LEWISTON – Twin Cities bus service could run later into the night and on Saturdays, according to plans presented to city councilors Wednesday.
Transportation planner Tom Crikelair presented three options for boosting ridership on the Lewiston-Auburn Transit Committee’s CityLink bus system to councilors from both cities Wednesday night.
“My job is to help you generate more benefits from the system for the money you have invested,” Crikelair said. “In other words, my mission to fix the system without additional money.”
First, he suggested changing bus service on each route from 30-minute schedules to 60 minutes. That would make the buses more efficient and reliable for riders.
“The buses you have now cannot complete their routes in 30 minutes,” he said. “When one bus runs late, it begins to fracture the entire system and people start missing connections.

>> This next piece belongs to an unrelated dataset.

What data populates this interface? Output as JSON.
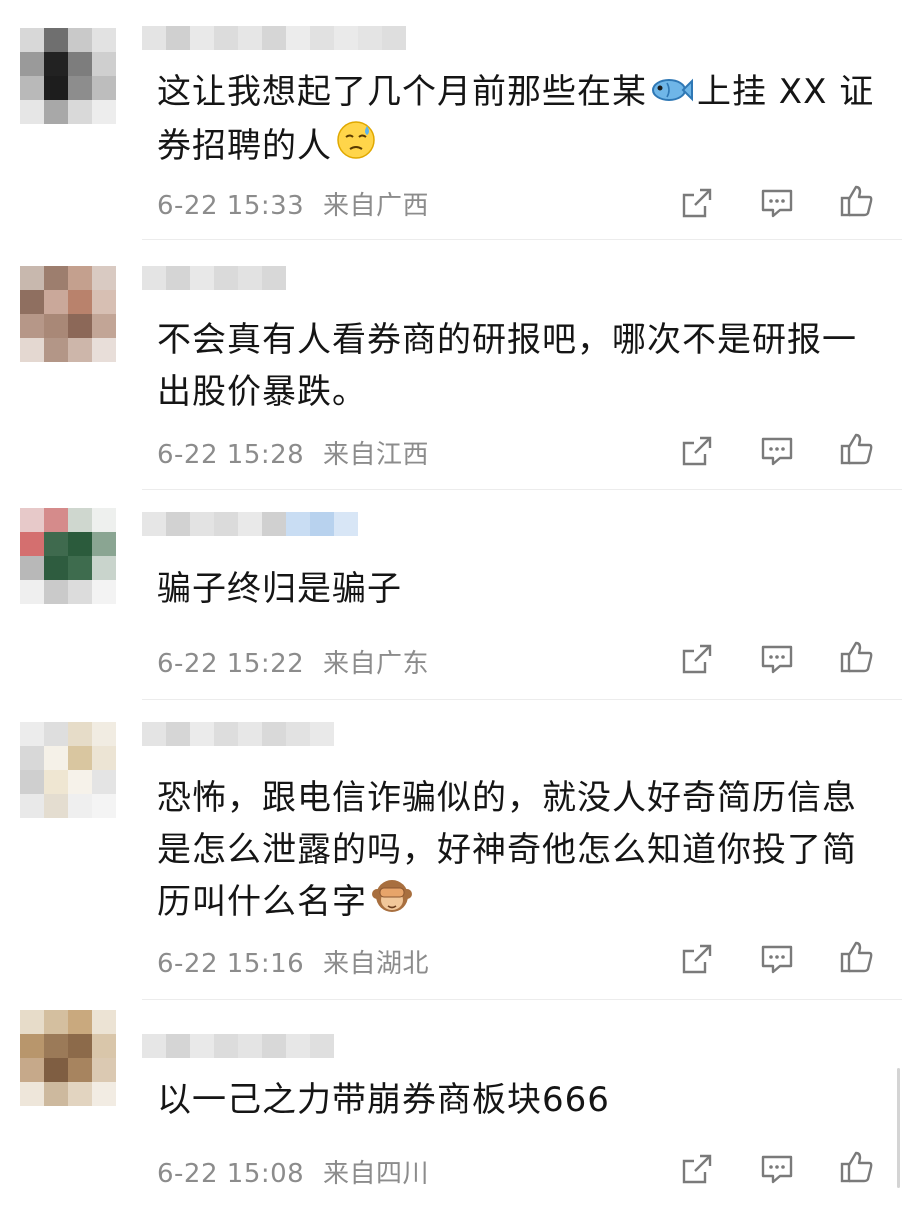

What people really want is reliability.”
Less frequent service would let the buses push into new areas – adding stops at Montello and Geiger elementary schools on Lewiston’s Main Street route and adding Hillview to the Sabattus Street route.

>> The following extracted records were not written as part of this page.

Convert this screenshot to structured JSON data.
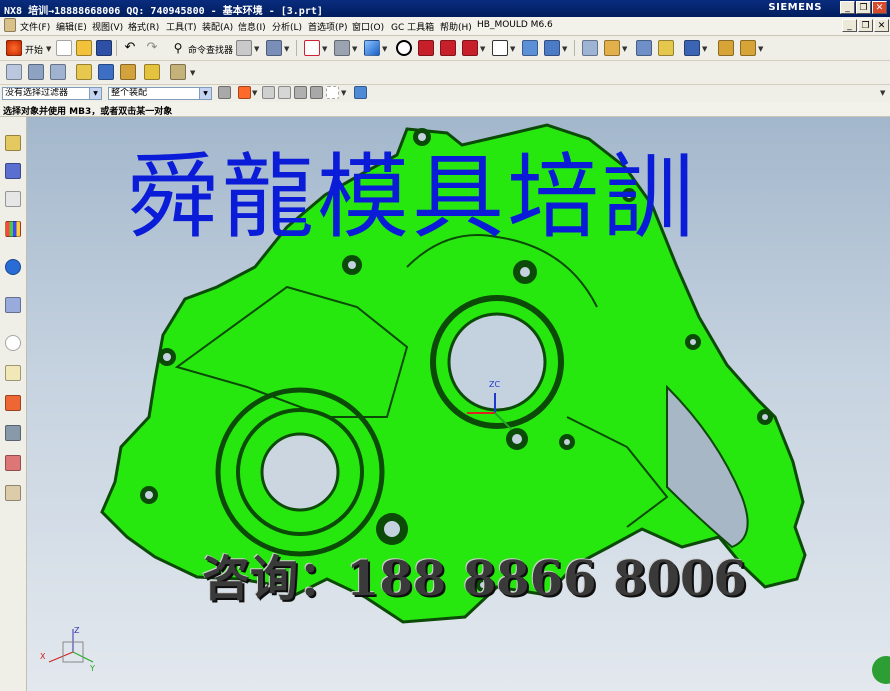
{
  "window": {
    "title": "NX8 培训→18888668006 QQ: 740945800 - 基本环境 - [3.prt]",
    "brand": "SIEMENS",
    "buttons": [
      "_",
      "❐",
      "✕"
    ]
  },
  "menubar": {
    "items": [
      "文件(F)",
      "编辑(E)",
      "视图(V)",
      "格式(R)",
      "工具(T)",
      "装配(A)",
      "信息(I)",
      "分析(L)",
      "首选项(P)",
      "窗口(O)",
      "GC 工具箱",
      "帮助(H)",
      "HB_MOULD M6.6"
    ],
    "doc_buttons": [
      "_",
      "❐",
      "✕"
    ]
  },
  "toolbar1": {
    "start_label": "开始",
    "command_finder_label": "命令查找器"
  },
  "selection_bar": {
    "type_filter": "没有选择过滤器",
    "scope": "整个装配"
  },
  "status": {
    "prompt": "选择对象并使用 MB3，或者双击某一对象"
  },
  "viewport": {
    "watermark": "舜龍模具培訓",
    "contact": "咨询：188 8866 8006",
    "triad_label": "ZC",
    "corner_axes": {
      "z": "Z",
      "x": "X",
      "y": "Y"
    }
  },
  "colors": {
    "part_green": "#27e80e",
    "part_edge": "#0b4a07",
    "watermark_blue": "#0a1cd8",
    "title_blue": "#0a2c7e"
  }
}
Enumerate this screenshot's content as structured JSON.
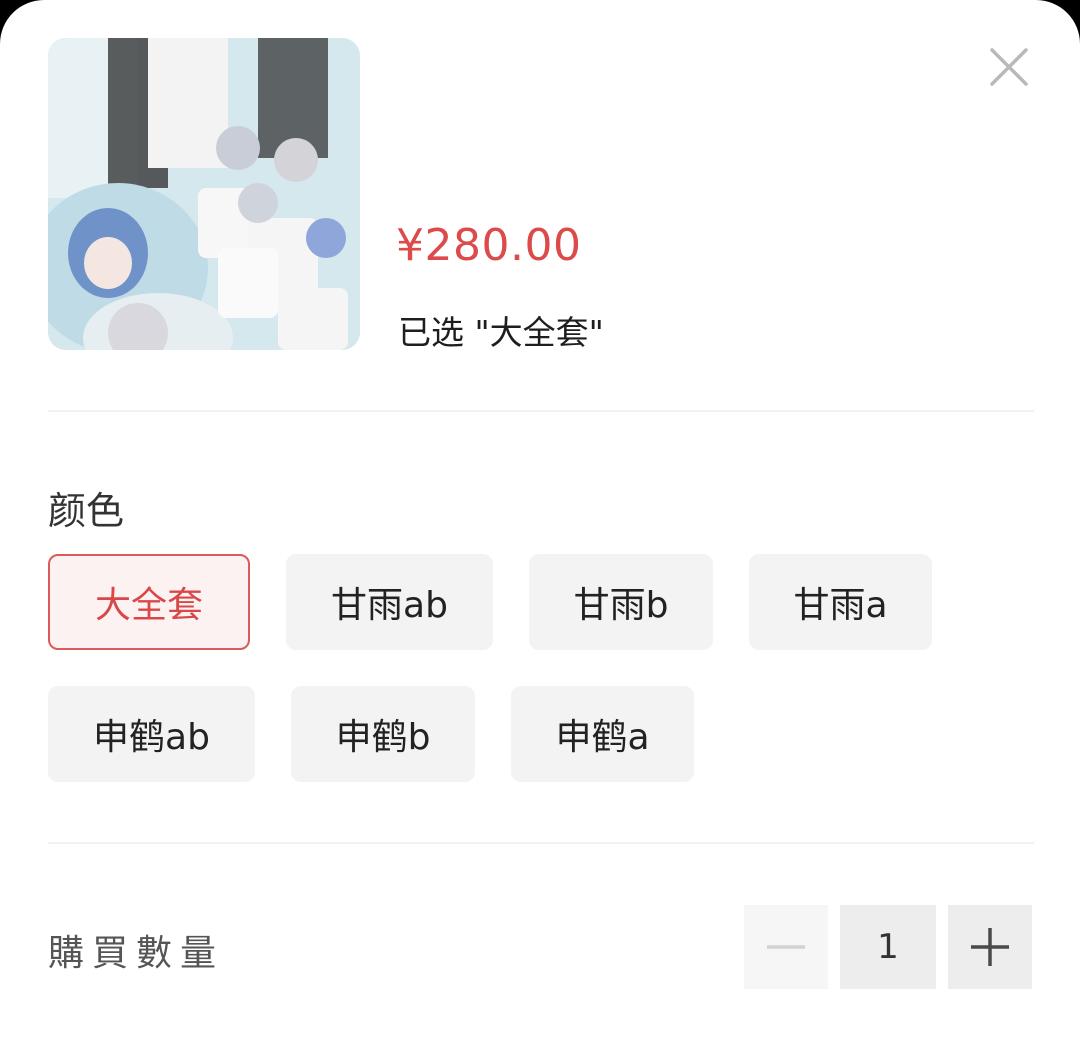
{
  "product": {
    "image_label": "product-photo",
    "price": "¥280.00",
    "selected_text": "已选 \"大全套\""
  },
  "options": {
    "label": "颜色",
    "items": [
      {
        "label": "大全套",
        "selected": true
      },
      {
        "label": "甘雨ab",
        "selected": false
      },
      {
        "label": "甘雨b",
        "selected": false
      },
      {
        "label": "甘雨a",
        "selected": false
      },
      {
        "label": "申鹤ab",
        "selected": false
      },
      {
        "label": "申鹤b",
        "selected": false
      },
      {
        "label": "申鹤a",
        "selected": false
      }
    ]
  },
  "quantity": {
    "label": "購買數量",
    "value": "1",
    "minus_icon": "minus-icon",
    "plus_icon": "plus-icon"
  },
  "icons": {
    "close": "close-icon"
  },
  "colors": {
    "accent": "#dc4a4a",
    "chip_bg": "#f3f3f3",
    "selected_bg": "#fdf2f2"
  }
}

Crikelair’s plan calls for three options for improving service, each more expensive than the last. The low-cost option asks for an additional $119,000 per year for bus service. The next option calls for $285,000; the most expensive would cost $454,000. Once passenger fares and federal subsidies are subtracted and the costs are divided between the two cities, the least expensive option would add $25,000 to each city’s subsidy. The most expensive would cost each city an additional $102,000.
But it would give the cities service until 9:30 p.m. on some routes, limited Saturday bus service and a free shopping shuttle between Wal-Mart, the Auburn Mall, Central Maine Community College and other stores along Center Street.

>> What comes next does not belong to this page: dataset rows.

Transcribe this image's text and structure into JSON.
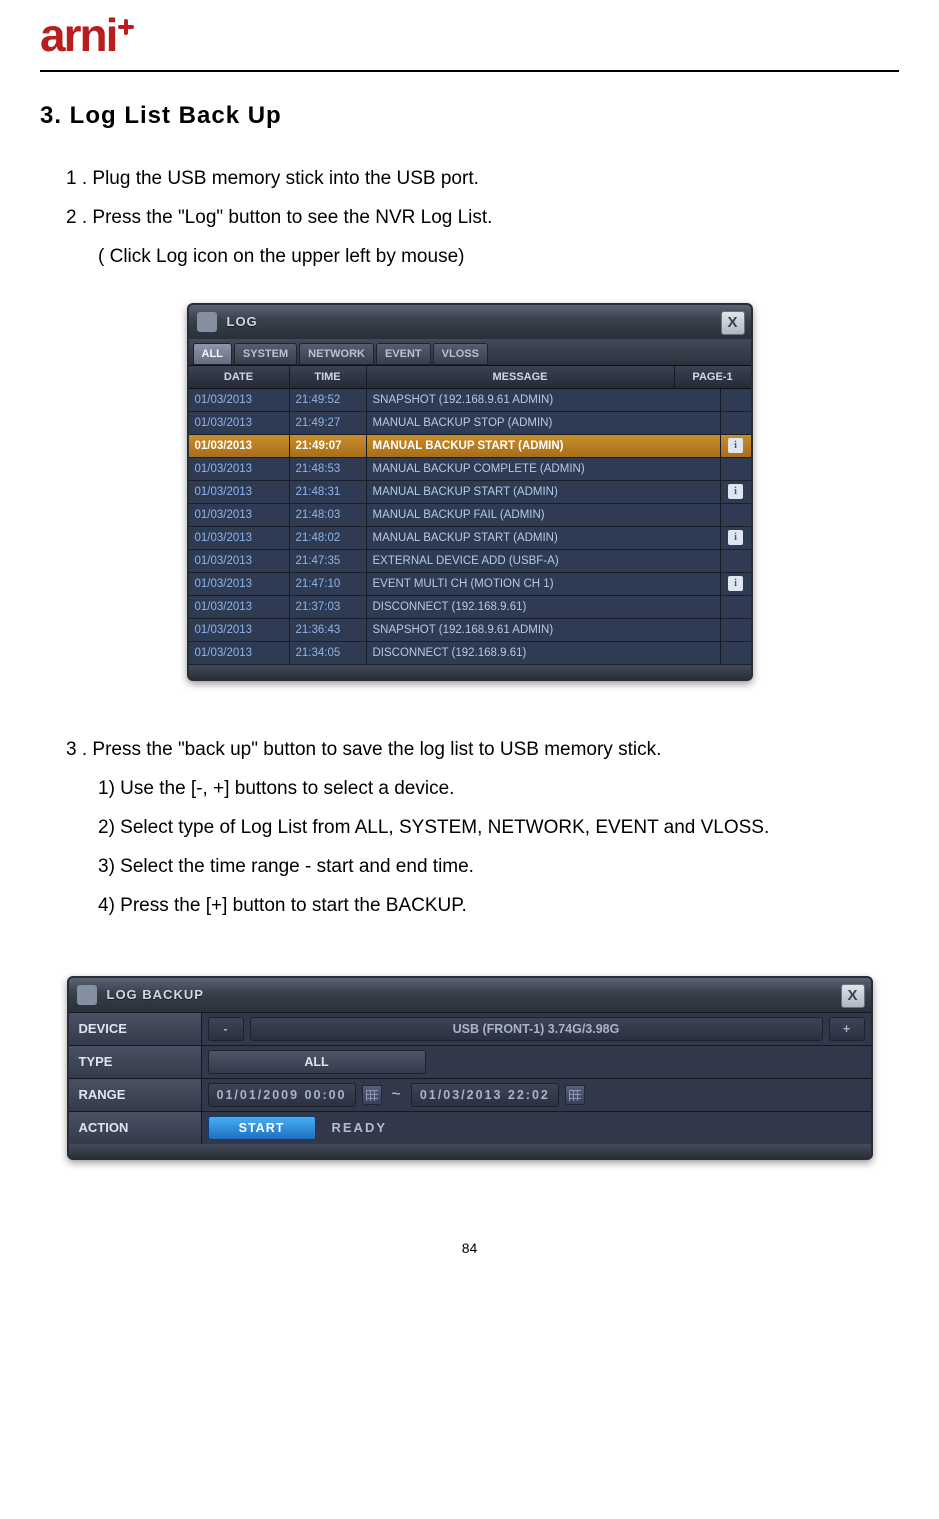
{
  "logo_text": "arni",
  "section_title": "3.  Log  List  Back  Up",
  "step1": "1 . Plug the USB memory stick into the USB port.",
  "step2": "2 . Press the \"Log\" button to see the NVR Log List.",
  "step2_sub": "( Click Log icon on the upper left by mouse)",
  "logWindow": {
    "title": "LOG",
    "close": "X",
    "tabs": [
      "ALL",
      "SYSTEM",
      "NETWORK",
      "EVENT",
      "VLOSS"
    ],
    "active_tab": 0,
    "head": {
      "date": "DATE",
      "time": "TIME",
      "msg": "MESSAGE",
      "page": "PAGE-1"
    },
    "rows": [
      {
        "date": "01/03/2013",
        "time": "21:49:52",
        "msg": "SNAPSHOT (192.168.9.61 ADMIN)",
        "info": false,
        "sel": false
      },
      {
        "date": "01/03/2013",
        "time": "21:49:27",
        "msg": "MANUAL BACKUP STOP (ADMIN)",
        "info": false,
        "sel": false
      },
      {
        "date": "01/03/2013",
        "time": "21:49:07",
        "msg": "MANUAL BACKUP START (ADMIN)",
        "info": true,
        "sel": true
      },
      {
        "date": "01/03/2013",
        "time": "21:48:53",
        "msg": "MANUAL BACKUP COMPLETE (ADMIN)",
        "info": false,
        "sel": false
      },
      {
        "date": "01/03/2013",
        "time": "21:48:31",
        "msg": "MANUAL BACKUP START (ADMIN)",
        "info": true,
        "sel": false
      },
      {
        "date": "01/03/2013",
        "time": "21:48:03",
        "msg": "MANUAL BACKUP FAIL (ADMIN)",
        "info": false,
        "sel": false
      },
      {
        "date": "01/03/2013",
        "time": "21:48:02",
        "msg": "MANUAL BACKUP START (ADMIN)",
        "info": true,
        "sel": false
      },
      {
        "date": "01/03/2013",
        "time": "21:47:35",
        "msg": "EXTERNAL DEVICE ADD (USBF-A)",
        "info": false,
        "sel": false
      },
      {
        "date": "01/03/2013",
        "time": "21:47:10",
        "msg": "EVENT MULTI CH (MOTION CH 1)",
        "info": true,
        "sel": false
      },
      {
        "date": "01/03/2013",
        "time": "21:37:03",
        "msg": "DISCONNECT (192.168.9.61)",
        "info": false,
        "sel": false
      },
      {
        "date": "01/03/2013",
        "time": "21:36:43",
        "msg": "SNAPSHOT (192.168.9.61 ADMIN)",
        "info": false,
        "sel": false
      },
      {
        "date": "01/03/2013",
        "time": "21:34:05",
        "msg": "DISCONNECT (192.168.9.61)",
        "info": false,
        "sel": false
      }
    ]
  },
  "step3": "3 . Press the \"back up\" button to save the log list to USB memory stick.",
  "step3_sub": [
    "1)   Use the [-, +] buttons to select a device.",
    "2)   Select type of Log List from ALL, SYSTEM, NETWORK, EVENT and VLOSS.",
    "3)   Select the time range - start and end time.",
    "4)    Press the [+] button to start the BACKUP."
  ],
  "backupWindow": {
    "title": "LOG BACKUP",
    "close": "X",
    "labels": {
      "device": "DEVICE",
      "type": "TYPE",
      "range": "RANGE",
      "action": "ACTION"
    },
    "device_minus": "-",
    "device_value": "USB (FRONT-1) 3.74G/3.98G",
    "device_plus": "+",
    "type_value": "ALL",
    "range_from": "01/01/2009 00:00",
    "range_to": "01/03/2013 22:02",
    "range_sep": "~",
    "action_start": "START",
    "action_ready": "READY"
  },
  "page_number": "84"
}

Crikelair also suggested creating a Medicaid pass program for riders who have more than three medical appointments per month. Those people typically use a medical van for transport, paid for by Medicaid. Bus systems can offer monthly passes to those passengers and have Medicaid cover their costs instead.
“The problem with the medical vans is that it’s one trip, to and from the doctor,” he said. “But these passengers want to do more. They want to go to the store and to other places, and this frees them up.”
That would decrease each city’s transit subsidy, he said.